ALBÜM: Stereolab – Instant Holograms on Metal Film
(Warp Records)
Stereolab 15 yılın ardından, nihayet orijinal bestelerden oluşan yepyeni bir albümle geri döndü. Bu süre boyunca grubun sesi, farklı kuşaklardan pek çok müzisyenin işlerinde yankılanmaya devam etti. Instant Holograms on Metal Film ile grup, köklerinden kopmadan ilerliyor ve zamansızlığını bir kez daha hatırlatıyor. Krautrock’ın motorik ritimleriyle döşenmiş bu yolculuk, retro-fütürist synth dokularıyla örülerek genişliyor. Stereolab ile özdeşleşen ama tarif etmesi hep zor kalan üslup ve ambiyans, burada da kendi içinde sürekli evrilmeye devam ediyor.
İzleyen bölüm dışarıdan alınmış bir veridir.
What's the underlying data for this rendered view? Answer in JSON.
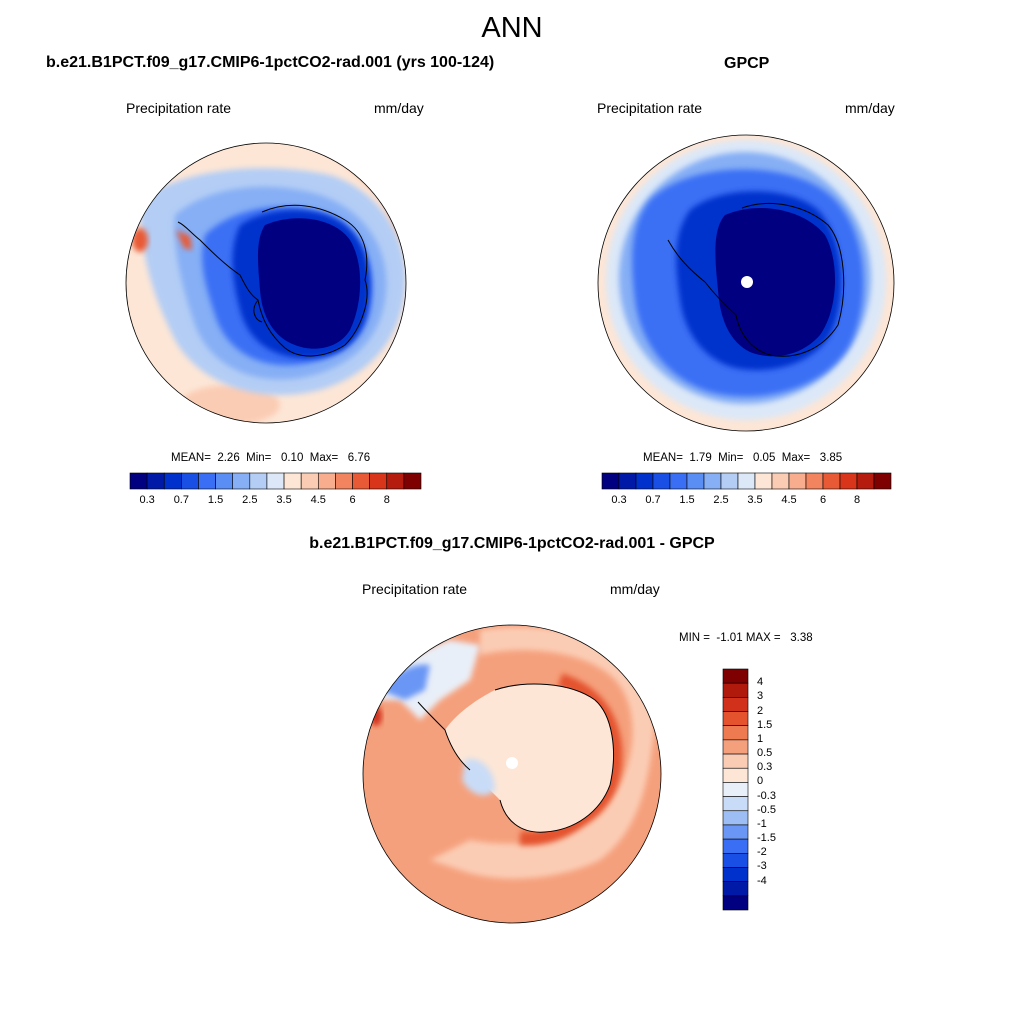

Albüm, adını aldığı “anlık hologramlar” fikrini, her parçada beliren imgeler ve akışkan bir atmosfer eşliğinde farklı biçimlerde yansıtıyor. Laetitia Sadier’in çoğu zaman konuşur gibi ilerleyen vokalleri ve anlamdan çok çağrışımla yolunu bulan sözleri, parçaları düşünce akışına benzetiyor. Instant Holograms on Metal Film, dinleyeni belli bir yere ulaştırmaktan ziyade birlikte sürüklenmeye davet ediyor.
TEKLİ: Kieran Hebden & William Tyler – If I Had a Boat
(Temporary Residence Ltd.)
2023 yılındaki pek güzel “Darkness, Darkness” teklisiyle beklenmedik ama uyumlu bir otaklığın sinyalini veren Kieran Hebden (kendisini Four Tet olarak da biliyoruz) ve akustik gitar ustası William Tyler pek şahane bir haberle, yeni bir albüm projesiyle geldiler. 9 Eylül’de yayımlanacak ve 41 Longfield Street Late ‘80s adını taşıyacak albüm ikilinin 80’lerden ABD menşeli country ve folk sevgisi üzerine şekilleniyor. Kendi verdikleri referanslarda Godspeed You! Black Emperor ve Fennesz de var. İlk tekli de 11 dakikalık bir Lyle Lovett yorumu. Tyler’ın arpejlerine Hebden’in ambient soundlarının eşlik ettiği şarkı ikilinin ruhani uyumunun güzel bir örneği; albüm için de ağızları sulandırıyor.

TEKLİ: Yaya Bey – raisins
(drink sum wtr)
“Ertelenen bir rüyaya ne olur? Güneşte kuruyan bir kuru üzüme mi benzer?” Yeni nesil R&B ve soul sahnesinin en ilham verici hikâyecilerinden olan Yaya Bey’in hazirana tarihlenen albümü do it afraid’in yeni yeklisi, ilhamını Langston Hughes’un bir şiirinden almış. Sakin caz, neo-soul seslerin, Yaya Bey’in yumuşak vokaliyle karışımının getirdiği incelikli, romantik bir tını var. Ayrıca parça için “Bu, acının da olacağını bilerek sevgi, neşe ve özgürlüğün peşinde koşmak.” diyerek, bize iyi hisler için kendimize izin vermemizi hatırlatıyor müzisyen.
TEKLİ: Gökçe Coşkun – Gün Ortası
(Vana Papa Records)
Gökçe Coşkun şu sıralar kayıtları Berlin’de yapılan ikinci albümü Bir Ada için geri sayımda. Yoldaki albümden dinlediğimiz ikinci parça “Gün Ortası”nın prodüktörlüğünü Umut Burkay Coşkun üstlenmiş. Coşkun’un kendine özgü melankolik atmosferini koruduğu parçanın sonlarında iki kardeşin vokallerindeki geçişkenlik, ayrı bir boyut ve anlam katıyor atmosfere. Gökçe Coşkun’un şarkıyı vapurda, iki ada arasında yazdığını da söylemeden geçmeyelim.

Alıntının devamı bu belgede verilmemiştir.